旧エース損害保険。自由化前からの共通商品である住宅総合保険がベースの火災保険。ここにマイホームエース及びマイホームエースゴールドを足して補償を充実させる。補償を拡充させていくので、補償を削除することはできない。

■トータルアシスト住まいの保険(東京海上日動火災保険)

別商品の生損保一体型の「超保険」は地震災害の補償を100%にできる補償を付帯可能。プランは3つから選ぶので細かい補償の取捨選択はできないが、水災の縮小払いや風災等の免責設定を変更・選択できる。

事故防止アシスト、メディカルアシスト、緊急時助かるアシスト、住まいの選べるアシストという付帯サービスが充実。メディカルアシストは生命保険のセカンドオピニオンサービスで火災保険に付帯されているのは珍しい。

■住宅安心保険(日新火災海上保険)

オールリスクタイプの補償をベースに「風災・雹災・雪災」「水災」「物体の落下・飛来」「水濡れ」「盗難」「破損汚損」等の不要と考える補償を削っていくかたちで補償を選ぶ火災保険。なお免責金額の細かい設定などはできない。

■GK すまいの保険(三井住友海上保険)

ライフスタイルに応じたプランが複数用意されている(パンフレットには3つのプランのみ)火災保険。また補償内容を充実させる特約が多数ある。GKすまいの保険よりもさらに補償を充実させた「GKすまいの保険グランド」も用意されいる。

火災保険は費用保険金や住宅の周辺リスクもチェック

この数年で火災保険にもかなり動きがでてきています。比較表に入りきらないので記載していませんが、各社とも「費用保険金」の補償もかなり違います。補償内容がかなり違うので、単純な保険料のみでは比較しにくい現状もあります。

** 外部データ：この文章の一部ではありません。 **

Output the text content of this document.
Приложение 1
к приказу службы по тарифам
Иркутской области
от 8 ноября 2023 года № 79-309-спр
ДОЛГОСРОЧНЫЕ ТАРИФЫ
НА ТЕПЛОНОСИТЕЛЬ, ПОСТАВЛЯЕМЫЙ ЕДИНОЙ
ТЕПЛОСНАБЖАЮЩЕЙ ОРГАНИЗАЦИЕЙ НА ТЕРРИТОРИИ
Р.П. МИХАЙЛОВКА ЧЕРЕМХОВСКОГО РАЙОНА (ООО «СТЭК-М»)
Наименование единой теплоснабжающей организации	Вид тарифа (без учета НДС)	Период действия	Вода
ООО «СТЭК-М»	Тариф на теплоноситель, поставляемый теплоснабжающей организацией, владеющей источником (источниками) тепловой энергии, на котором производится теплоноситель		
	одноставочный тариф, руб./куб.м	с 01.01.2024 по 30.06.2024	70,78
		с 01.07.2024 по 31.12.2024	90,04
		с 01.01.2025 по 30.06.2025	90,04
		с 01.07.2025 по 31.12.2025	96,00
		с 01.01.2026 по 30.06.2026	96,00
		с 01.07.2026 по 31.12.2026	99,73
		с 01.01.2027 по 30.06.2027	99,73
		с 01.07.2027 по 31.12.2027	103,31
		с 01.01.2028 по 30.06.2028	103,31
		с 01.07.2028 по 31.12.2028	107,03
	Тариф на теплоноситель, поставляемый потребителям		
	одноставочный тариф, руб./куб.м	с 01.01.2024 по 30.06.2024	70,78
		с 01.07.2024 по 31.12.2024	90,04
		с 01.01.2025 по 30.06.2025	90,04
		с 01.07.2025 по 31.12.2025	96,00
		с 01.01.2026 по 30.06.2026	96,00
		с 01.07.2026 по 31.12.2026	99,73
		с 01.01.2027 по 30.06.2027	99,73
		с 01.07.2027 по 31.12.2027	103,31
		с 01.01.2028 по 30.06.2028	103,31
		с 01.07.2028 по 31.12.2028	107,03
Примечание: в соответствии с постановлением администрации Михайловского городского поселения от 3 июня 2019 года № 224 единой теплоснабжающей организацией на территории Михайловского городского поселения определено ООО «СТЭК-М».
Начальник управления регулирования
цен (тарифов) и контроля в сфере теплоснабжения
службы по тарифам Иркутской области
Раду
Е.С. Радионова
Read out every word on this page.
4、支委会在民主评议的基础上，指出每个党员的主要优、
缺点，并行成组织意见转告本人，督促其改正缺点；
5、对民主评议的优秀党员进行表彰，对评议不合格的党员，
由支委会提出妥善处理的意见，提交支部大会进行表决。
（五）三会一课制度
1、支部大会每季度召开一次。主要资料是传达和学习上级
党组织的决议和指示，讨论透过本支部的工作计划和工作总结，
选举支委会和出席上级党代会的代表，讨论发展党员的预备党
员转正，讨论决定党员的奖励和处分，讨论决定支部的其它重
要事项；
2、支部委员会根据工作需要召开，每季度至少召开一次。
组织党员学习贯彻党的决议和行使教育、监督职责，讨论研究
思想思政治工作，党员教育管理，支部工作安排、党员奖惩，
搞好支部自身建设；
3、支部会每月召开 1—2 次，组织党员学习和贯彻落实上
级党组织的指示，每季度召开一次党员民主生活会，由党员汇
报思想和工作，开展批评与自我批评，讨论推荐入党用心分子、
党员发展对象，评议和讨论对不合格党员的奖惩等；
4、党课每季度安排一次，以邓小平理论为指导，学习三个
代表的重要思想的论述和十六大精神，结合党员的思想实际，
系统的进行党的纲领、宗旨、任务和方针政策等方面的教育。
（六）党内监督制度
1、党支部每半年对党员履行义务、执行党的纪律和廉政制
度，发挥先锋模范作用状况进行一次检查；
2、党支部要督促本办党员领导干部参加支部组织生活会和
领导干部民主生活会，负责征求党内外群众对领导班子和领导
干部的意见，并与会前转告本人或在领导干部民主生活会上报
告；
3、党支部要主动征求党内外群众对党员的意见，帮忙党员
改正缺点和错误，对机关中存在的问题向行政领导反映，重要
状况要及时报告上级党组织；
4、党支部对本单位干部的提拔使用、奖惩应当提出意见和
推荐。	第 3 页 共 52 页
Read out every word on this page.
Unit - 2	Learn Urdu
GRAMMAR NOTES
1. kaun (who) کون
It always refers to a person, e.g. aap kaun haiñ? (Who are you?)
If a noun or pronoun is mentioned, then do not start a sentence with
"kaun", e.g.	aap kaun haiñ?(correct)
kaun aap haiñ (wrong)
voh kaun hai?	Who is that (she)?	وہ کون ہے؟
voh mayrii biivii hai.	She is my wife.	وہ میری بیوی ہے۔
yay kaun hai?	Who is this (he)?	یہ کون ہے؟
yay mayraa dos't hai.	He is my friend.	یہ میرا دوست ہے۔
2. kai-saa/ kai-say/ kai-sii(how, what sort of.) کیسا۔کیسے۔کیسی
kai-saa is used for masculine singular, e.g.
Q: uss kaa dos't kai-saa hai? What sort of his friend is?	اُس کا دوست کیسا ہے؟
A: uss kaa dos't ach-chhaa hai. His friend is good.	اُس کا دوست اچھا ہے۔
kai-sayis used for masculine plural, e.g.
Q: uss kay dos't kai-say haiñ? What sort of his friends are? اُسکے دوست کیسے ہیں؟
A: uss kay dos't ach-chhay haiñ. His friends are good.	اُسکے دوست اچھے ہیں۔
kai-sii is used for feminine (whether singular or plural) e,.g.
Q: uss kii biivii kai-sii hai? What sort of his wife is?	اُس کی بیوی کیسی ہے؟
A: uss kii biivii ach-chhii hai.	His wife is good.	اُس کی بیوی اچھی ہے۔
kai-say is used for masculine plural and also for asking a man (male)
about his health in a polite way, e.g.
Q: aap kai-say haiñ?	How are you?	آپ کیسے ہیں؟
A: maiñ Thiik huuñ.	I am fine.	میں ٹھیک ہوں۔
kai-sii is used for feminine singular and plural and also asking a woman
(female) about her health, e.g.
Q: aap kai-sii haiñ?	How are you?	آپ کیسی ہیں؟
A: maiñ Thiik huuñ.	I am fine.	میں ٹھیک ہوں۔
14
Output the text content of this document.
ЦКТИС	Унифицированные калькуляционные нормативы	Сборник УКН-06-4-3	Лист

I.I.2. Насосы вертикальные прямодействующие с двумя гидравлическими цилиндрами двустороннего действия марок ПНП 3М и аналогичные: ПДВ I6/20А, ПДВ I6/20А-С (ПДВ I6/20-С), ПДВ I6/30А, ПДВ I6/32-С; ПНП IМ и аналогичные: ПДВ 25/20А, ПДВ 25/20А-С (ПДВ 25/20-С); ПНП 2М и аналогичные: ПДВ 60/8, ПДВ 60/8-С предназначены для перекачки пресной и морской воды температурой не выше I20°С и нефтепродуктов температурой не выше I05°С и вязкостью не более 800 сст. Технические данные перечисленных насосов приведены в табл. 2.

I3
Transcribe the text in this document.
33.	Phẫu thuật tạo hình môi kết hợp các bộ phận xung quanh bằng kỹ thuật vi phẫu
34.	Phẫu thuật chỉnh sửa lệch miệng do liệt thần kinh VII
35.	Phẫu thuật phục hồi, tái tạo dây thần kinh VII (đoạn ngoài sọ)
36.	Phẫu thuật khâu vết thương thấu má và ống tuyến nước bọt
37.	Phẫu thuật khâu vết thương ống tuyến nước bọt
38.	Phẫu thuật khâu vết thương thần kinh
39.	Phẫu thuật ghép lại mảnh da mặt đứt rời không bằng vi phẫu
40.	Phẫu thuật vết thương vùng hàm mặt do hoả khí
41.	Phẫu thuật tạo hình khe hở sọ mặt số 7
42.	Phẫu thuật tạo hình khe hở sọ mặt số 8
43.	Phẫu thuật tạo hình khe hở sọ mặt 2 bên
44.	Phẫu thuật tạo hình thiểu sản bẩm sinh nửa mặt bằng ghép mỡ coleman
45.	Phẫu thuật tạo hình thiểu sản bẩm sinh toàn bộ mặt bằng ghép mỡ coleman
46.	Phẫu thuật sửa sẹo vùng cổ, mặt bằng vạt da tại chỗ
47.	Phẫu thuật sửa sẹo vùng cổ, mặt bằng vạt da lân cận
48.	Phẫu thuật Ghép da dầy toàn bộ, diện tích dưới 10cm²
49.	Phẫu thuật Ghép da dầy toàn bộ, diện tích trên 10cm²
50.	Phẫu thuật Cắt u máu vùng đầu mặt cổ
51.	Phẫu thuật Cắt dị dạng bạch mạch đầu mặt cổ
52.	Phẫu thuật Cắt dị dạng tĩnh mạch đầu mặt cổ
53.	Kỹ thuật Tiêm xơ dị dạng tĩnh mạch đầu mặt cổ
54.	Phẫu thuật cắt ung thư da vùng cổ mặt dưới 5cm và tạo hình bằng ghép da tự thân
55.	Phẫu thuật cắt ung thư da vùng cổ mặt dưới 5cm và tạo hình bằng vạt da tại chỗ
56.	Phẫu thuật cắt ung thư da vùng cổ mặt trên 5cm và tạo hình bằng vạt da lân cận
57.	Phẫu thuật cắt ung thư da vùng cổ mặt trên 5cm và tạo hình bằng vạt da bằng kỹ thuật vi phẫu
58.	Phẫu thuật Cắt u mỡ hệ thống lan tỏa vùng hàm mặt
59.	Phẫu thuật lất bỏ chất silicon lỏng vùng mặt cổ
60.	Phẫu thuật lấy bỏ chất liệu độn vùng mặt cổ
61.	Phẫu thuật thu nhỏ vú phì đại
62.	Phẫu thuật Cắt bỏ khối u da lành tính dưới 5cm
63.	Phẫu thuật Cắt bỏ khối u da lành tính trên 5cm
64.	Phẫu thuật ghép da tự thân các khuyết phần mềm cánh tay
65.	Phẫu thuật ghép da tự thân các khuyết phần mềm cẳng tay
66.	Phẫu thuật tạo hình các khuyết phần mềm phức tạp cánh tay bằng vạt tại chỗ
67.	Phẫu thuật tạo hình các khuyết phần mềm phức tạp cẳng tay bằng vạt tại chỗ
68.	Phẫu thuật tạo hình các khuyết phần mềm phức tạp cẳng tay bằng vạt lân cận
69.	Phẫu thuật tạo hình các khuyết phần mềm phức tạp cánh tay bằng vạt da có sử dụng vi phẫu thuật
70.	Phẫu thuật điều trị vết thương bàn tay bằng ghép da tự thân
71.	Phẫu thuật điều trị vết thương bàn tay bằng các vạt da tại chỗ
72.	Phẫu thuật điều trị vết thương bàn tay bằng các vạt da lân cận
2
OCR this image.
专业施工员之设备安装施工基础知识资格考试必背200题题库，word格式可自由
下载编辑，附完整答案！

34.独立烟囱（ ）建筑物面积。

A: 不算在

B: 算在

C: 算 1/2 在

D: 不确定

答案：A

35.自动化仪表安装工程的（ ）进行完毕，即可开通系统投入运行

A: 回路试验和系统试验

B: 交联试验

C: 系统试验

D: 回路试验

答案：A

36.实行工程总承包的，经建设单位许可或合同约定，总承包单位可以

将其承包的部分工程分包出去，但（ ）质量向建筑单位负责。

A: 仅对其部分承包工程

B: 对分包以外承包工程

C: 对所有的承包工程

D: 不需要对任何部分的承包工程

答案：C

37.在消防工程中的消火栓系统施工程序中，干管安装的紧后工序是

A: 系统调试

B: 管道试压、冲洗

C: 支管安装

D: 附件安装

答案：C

火災保険の選び方は、まずは自分の住まいの都道府県や所在地の周辺環境、構造などをチェックしてください。そなえるリスクが変わってきます。自然災害のリスクはハザードマップも参考にしてください。

国土交通省ハザードマップポータルサイト 

住まいの保険は保険料が上昇傾向です。負担が大きくなる中で必要な補償、重視する補償の見極めや軽微な損害は自費で負担することも考えておくといいでしょう。